Romano Minna Moreira Dias, Branco Marina, Moreira Henrique Turin, Schmidt André, Kisslo Joseph, Maciel Benedito Carlos
Cardiology Center of the Medical School of Ribeirão Preto, University of São Paulo (USP), Ribeirão Preto, São Paulo, Brazil.
Division of Cardiology, Department of Medicine, Duke University, Durham, NC, USA.
Echocardiography. 2018 Jan;35(1):9-16. doi: 10.1111/echo.13725. Epub 2017 Oct 10.

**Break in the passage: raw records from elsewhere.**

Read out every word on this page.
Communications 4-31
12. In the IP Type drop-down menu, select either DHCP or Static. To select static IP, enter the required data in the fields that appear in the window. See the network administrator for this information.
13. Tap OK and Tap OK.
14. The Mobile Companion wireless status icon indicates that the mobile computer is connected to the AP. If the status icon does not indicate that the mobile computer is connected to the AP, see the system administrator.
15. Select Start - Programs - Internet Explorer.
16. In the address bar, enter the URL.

Use of echocardiography (echo) has exponentially increased in recent decades. Concerned about this scientific society developed appropriate use criteria (AUC). Clinical management still suffers geographical variations, and no objective data are available about echo AUC in developing countries. We aimed to evaluate (1) the appropriateness of referrals and (2) their relation to changes in clinical decision management.
Prospective analysis of referrals from January to December 2014. Appropriateness and endpoints analyzed in different time points from medical archives.
(1) change in the diagnosis, (2) indication for another method to complete the diagnosis, (3) change in clinical treatment, (4) indication for a treatment intervention, or (5) no change in management. Descriptive statistical analysis, Fisher's or chi-square tests, and Cox regression used as appropriate (significance if P < .05).
One thousand one hundred referrals were analyzed (55.5 ± 16.1 years, 44.6% male). 80.5% of referrals were appropriate (A), 11.2% "Rarely Appropriate" (RA), and 8.3% "May Be Appropriate" (MBA). Proportion of (A) did not differ between modalities (TTE-80.5% vs TEE-87.7% vs STR-81.2%, P = .67). (A) referrals were more related to clinical decision than (RA)+(MBA) (38.9% [A] vs 15% [RA]+[MBA], P < .001). The most frequent clinical indications of (RA) and (MBA) TTE were reevaluation of ventricular function without clinical change (AUC 10 and 11) and search of infectious endocarditis when low clinical probability (53).
In a developing country, appropriateness of echo was similar to the United States and Europe. However, a significant proportion of referrals were still (RA) or (MBA), with no effect in clinical management. Controlling referrals 10, 11, and 53 can optimize echo use in developing countries.
近几十年来,超声心动图(echo)的使用呈指数级增长。出于对此的关注,该科学协会制定了合理使用标准(AUC)。临床管理仍存在地域差异,且关于发展中国家超声心动图AUC的客观数据尚无可用。我们旨在评估(1)转诊的合理性以及(2)它们与临床决策管理变化的关系。
对2014年1月至12月的转诊进行前瞻性分析。从医疗档案中在不同时间点分析合理性和终点指标。
(1)诊断变化,(2)采用另一种方法完成诊断的指征,(3)临床治疗变化,(4)治疗干预指征,或(5)管理无变化。酌情使用描述性统计分析、费舍尔检验或卡方检验以及Cox回归(P < 0.05时有统计学意义)。
分析了1100例转诊病例(年龄55.5 ± 16.1岁,44.6%为男性)。80.5%的转诊是合理的(A),11.2%为“极少合理”(RA),8.3%为“可能合理”(MBA)。不同检查方式之间(A)的比例无差异(经胸超声心动图[TTE]为80.5%,经食管超声心动图[TEE]为87.7%,应力超声心动图[STR]为81.2%,P = 0.67)。与(RA)+(MBA)相比,(A)转诊与临床决策的相关性更强((A)为38.9%,[RA]+[MBA]为15%,P < 0.001)。(RA)和(MBA)TTE最常见的临床指征是在无临床变化时重新评估心室功能(AUC分别为10和11)以及在临床可能性较低时查找感染性心内膜炎(53)。
在一个发展中国家,超声心动图的合理性与美国和欧洲相似。然而,仍有相当比例的转诊为(RA)或(MBA),对临床管理无影响。控制转诊指征10、11和53可优化发展中国家超声心动图的使用。